Computer Vision for Medicine

Healthcare & Life Sciences
Artificial Intelligence & Machine Learning

Our client is a major international pharmaceutical company, which conducts research and development activities related to a wide range of human medical disorders, including mental illness, neurological disorders, anaesthesia and analgesia, gastrointestinal disorders, fungal infection, allergies, and cancer.


The goal of the pilot project was to assess the feasibility of automating the scoring of histology slides. These slides are a way to assess the activity of inflammatory bowel disease. The focus was on Crohn's disease. Scoring requires a trained pathologist and is time-consuming.

On input, we had about 1500 biopsies and metadata. The biopsies had been labelled by an expert pathologist. Slides were stained with hematoxylin and eosin (H&E).

We were to build a system that would automatically assign class labels to new biopsies. The class labels correspond to abnormalities defined by the Global Histology Activity Score (GHAS). This scoring system defines multiple scoring components, but only three of them were in the scope of the project: epithelial damage, infiltration of mononuclear cells in lamina propria (LP), and infiltration of polymorphonuclear cells in LP.
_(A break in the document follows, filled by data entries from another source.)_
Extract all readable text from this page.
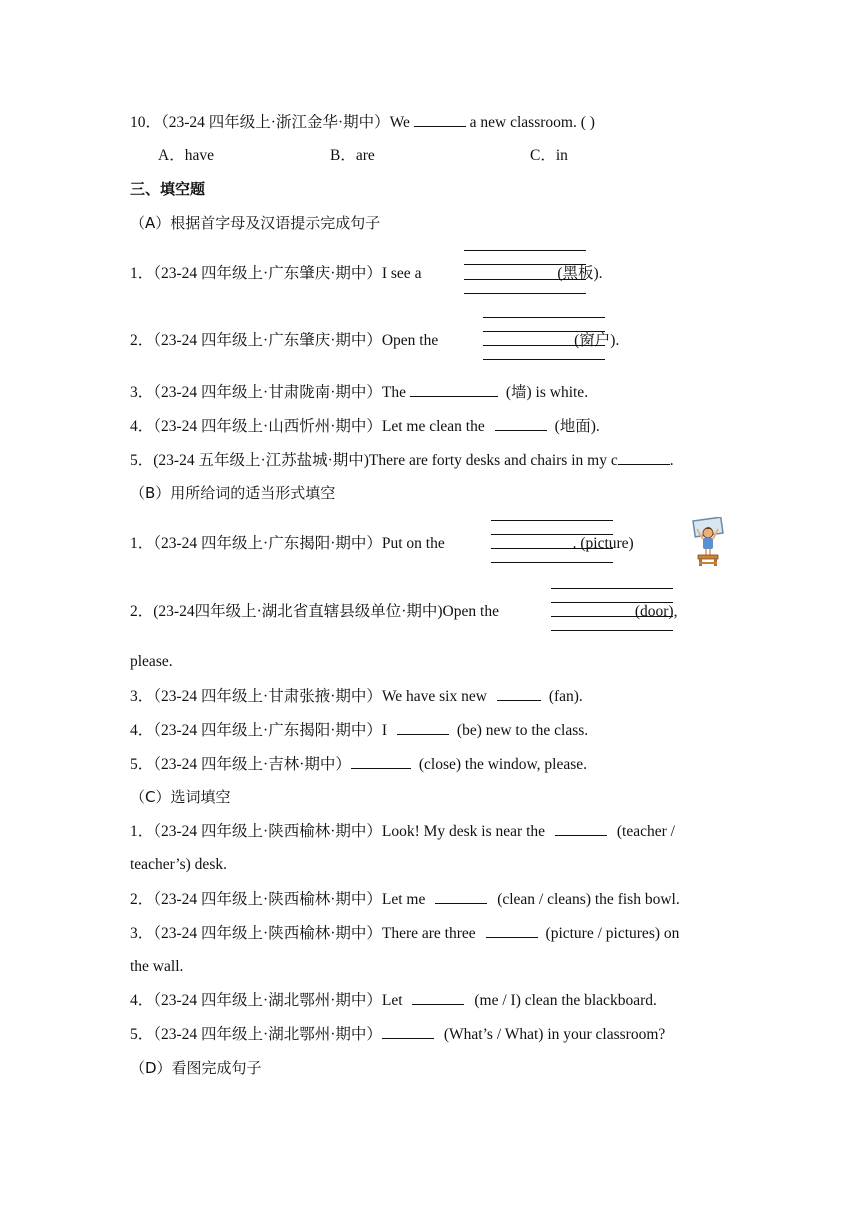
10．（23-24 四年级上·浙江金华·期中）We	a new classroom. ( )
A．have	B．are	C．in
三、填空题
（A）根据首字母及汉语提示完成句子
1．（23-24 四年级上·广东肇庆·期中）I see a	(黑板).
2．（23-24 四年级上·广东肇庆·期中）Open the	(窗户).
3．（23-24 四年级上·甘肃陇南·期中）The	(墙) is white.
4．（23-24 四年级上·山西忻州·期中）Let me clean the	(地面).
5．(23-24 五年级上·江苏盐城·期中)There are forty desks and chairs in my c	.
（B）用所给词的适当形式填空
1．（23-24 四年级上·广东揭阳·期中）Put on the	. (picture)
2．(23-24四年级上·湖北省直辖县级单位·期中)Open the	(door),
please.
3．（23-24 四年级上·甘肃张掖·期中）We have six new	(fan).
4．（23-24 四年级上·广东揭阳·期中）I	(be) new to the class.
5．（23-24 四年级上·吉林·期中）	(close) the window, please.
（C）选词填空
1．（23-24 四年级上·陕西榆林·期中）Look! My desk is near the	(teacher /
teacher’s) desk.
2．（23-24 四年级上·陕西榆林·期中）Let me	(clean / cleans) the fish bowl.
3．（23-24 四年级上·陕西榆林·期中）There are three	(picture / pictures) on
the wall.
4．（23-24 四年级上·湖北鄂州·期中）Let	(me / I) clean the blackboard.
5．（23-24 四年级上·湖北鄂州·期中）	(What’s / What) in your classroom?
（D）看图完成句子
Solving the task involved three subtasks:

  1. Semantic segmentation: identifying regions of interest in images. For the scores related to lamina propria, we needed to first locate the lamina propria in the image. For this, we trained a convolutional neural network of the U-Net architecture on a selected subset of biopsies with lamina propria manually annotated. The CNN was then used to identify lamina propria on the rest of the biopsies. For epithelial damage, individual cell nuclei were first located using a different CNN.
  2. Feature extraction: the process of representing the found regions with numeric vectors suitable for further classification. We used a pre-trained ResNet network acting as a feature extractor. The network had been pre-trained on the ImageNet dataset. We used this approach for all three scoring components, with differences being in what exactly is fed into the network. Random square patches were extracted from LP and fed into the feature extractor. For epithelium, we used small square patches around epithelial nuclei as input to the feature extractor. Feature vectors were then pooled into a single feature vector to be fed into the final classifier.
  3. Classification. We had three classifiers, one for each scoring component: epithelial damage, mononuclear cells in LP, and polymorphonuclear cells in LP. The classifiers were simple fully-connected neural networks.
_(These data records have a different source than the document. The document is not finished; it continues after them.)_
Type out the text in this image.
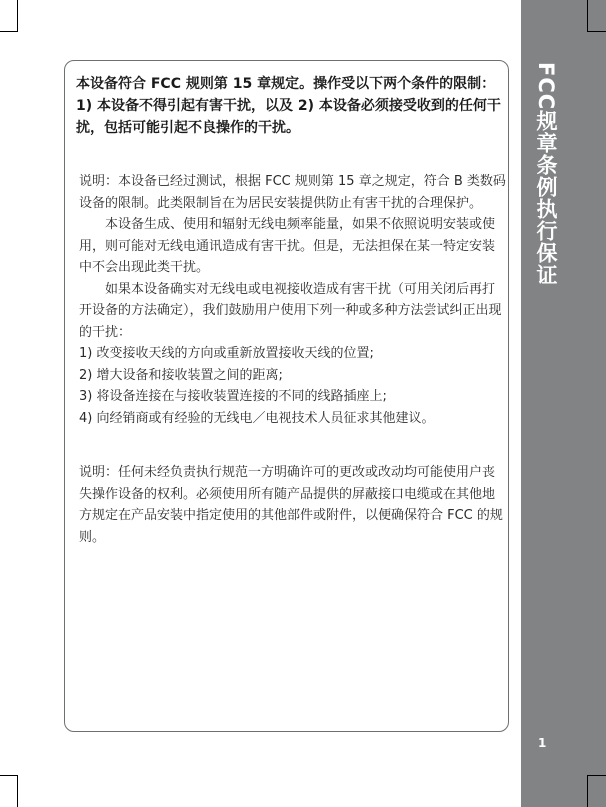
FCC规章条例执行保证
1
本设备符合 FCC 规则第 15 章规定。操作受以下两个条件的限制：1) 本设备不得引起有害干扰，以及 2) 本设备必须接受收到的任何干扰，包括可能引起不良操作的干扰。

说明：本设备已经过测试，根据 FCC 规则第 15 章之规定，符合 B 类数码设备的限制。此类限制旨在为居民安装提供防止有害干扰的合理保护。

本设备生成、使用和辐射无线电频率能量，如果不依照说明安装或使用，则可能对无线电通讯造成有害干扰。但是，无法担保在某一特定安装中不会出现此类干扰。

如果本设备确实对无线电或电视接收造成有害干扰（可用关闭后再打开设备的方法确定），我们鼓励用户使用下列一种或多种方法尝试纠正出现的干扰：

1) 改变接收天线的方向或重新放置接收天线的位置;

2) 增大设备和接收装置之间的距离;

3) 将设备连接在与接收装置连接的不同的线路插座上;

4) 向经销商或有经验的无线电／电视技术人员征求其他建议。

说明：任何未经负责执行规范一方明确许可的更改或改动均可能使用户丧失操作设备的权利。必须使用所有随产品提供的屏蔽接口电缆或在其他地方规定在产品安装中指定使用的其他部件或附件，以便确保符合 FCC 的规则。
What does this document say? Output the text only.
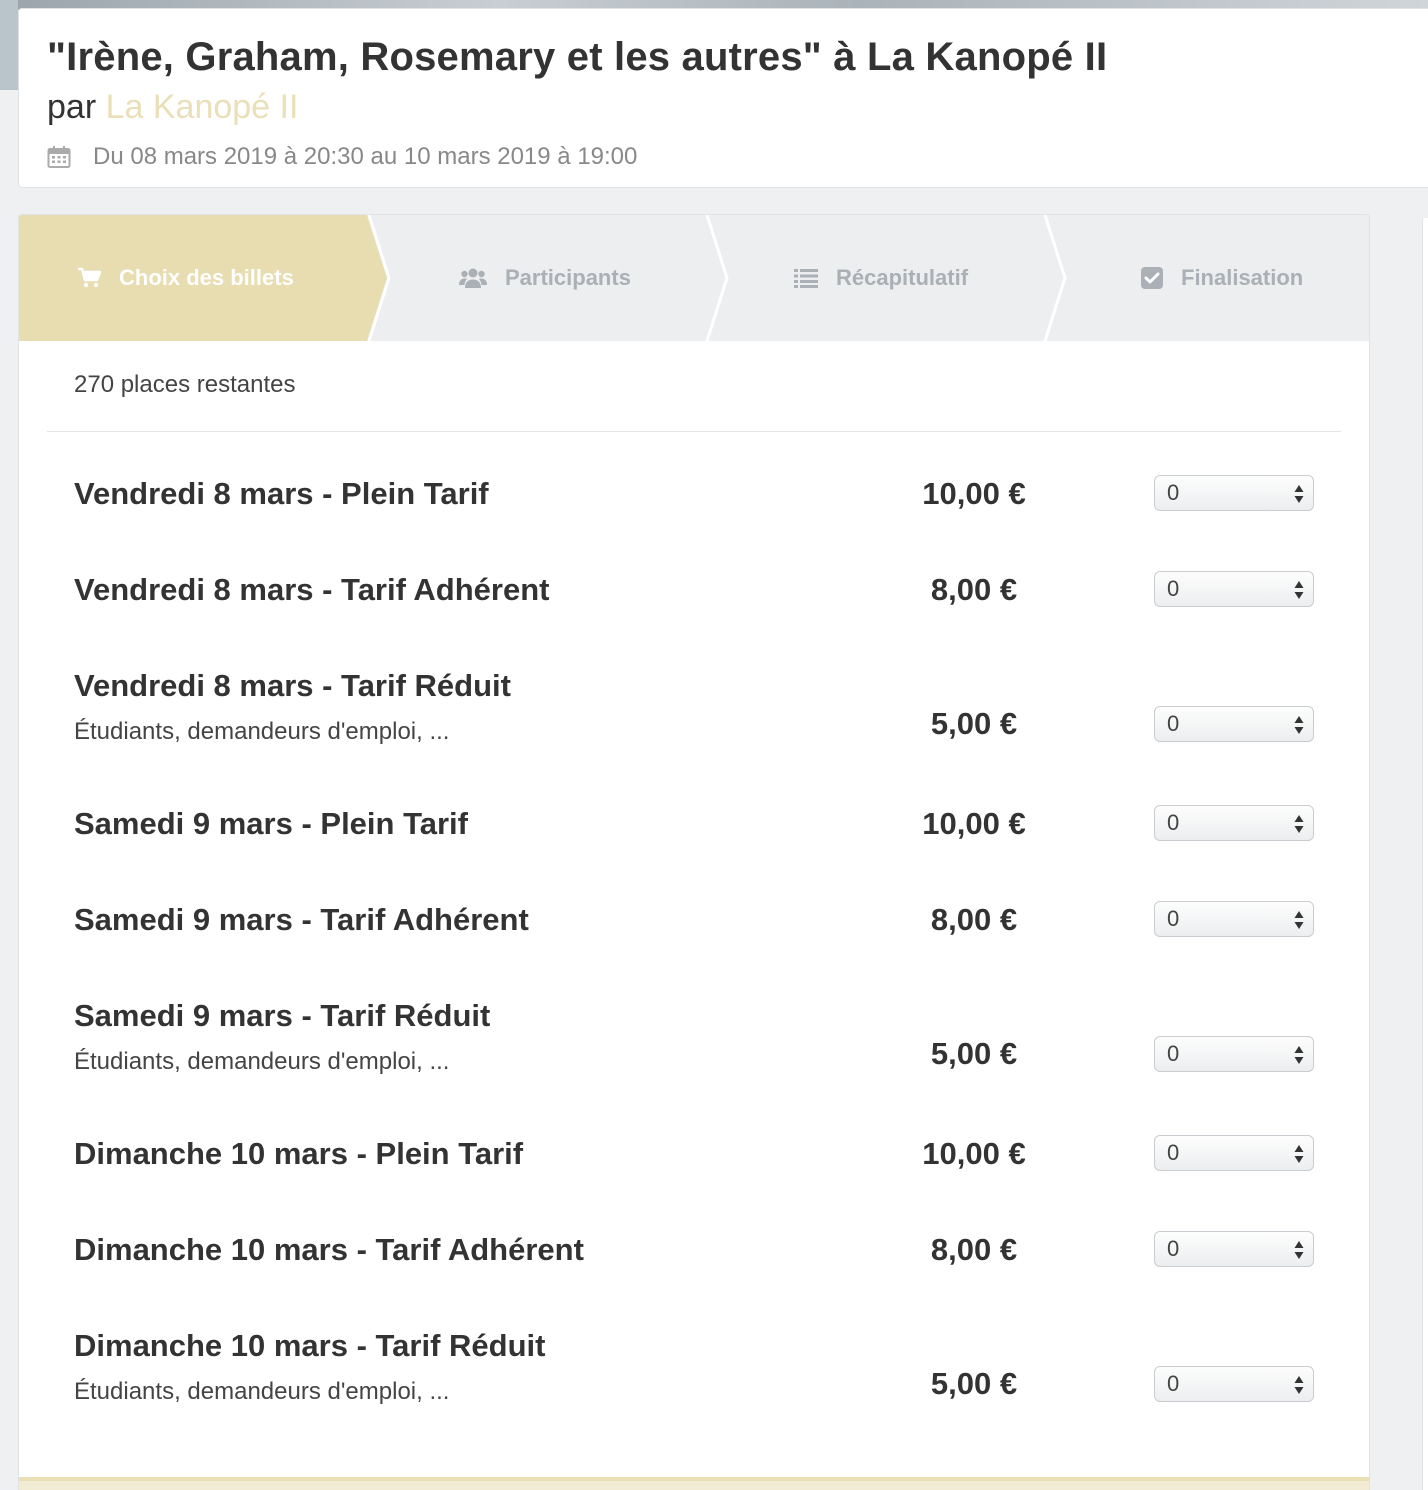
"Irène, Graham, Rosemary et les autres" à La Kanopé II
par La Kanopé II
Du 08 mars 2019 à 20:30 au 10 mars 2019 à 19:00
Choix des billets	Participants	Récapitulatif	Finalisation
270 places restantes
Vendredi 8 mars - Plein Tarif	10,00 €	0
Vendredi 8 mars - Tarif Adhérent	8,00 €	0
Vendredi 8 mars - Tarif Réduit
Étudiants, demandeurs d'emploi, ...	5,00 €	0
Samedi 9 mars - Plein Tarif	10,00 €	0
Samedi 9 mars - Tarif Adhérent	8,00 €	0
Samedi 9 mars - Tarif Réduit
Étudiants, demandeurs d'emploi, ...	5,00 €	0
Dimanche 10 mars - Plein Tarif	10,00 €	0
Dimanche 10 mars - Tarif Adhérent	8,00 €	0
Dimanche 10 mars - Tarif Réduit
Étudiants, demandeurs d'emploi, ...	5,00 €	0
Python libraries used: Keras, Tensorflow, openslide, scikit-learn.


We achieved the weighted F1 score of 0.76-0.81 for different scoring components. F1 is a measure of classification accuracy, ranging between 0 and 1.

It has been shown that automating the scoring of histology slides is feasible. Further efforts may improve scoring accuracy and take the system closer to being used for an automated second opinion.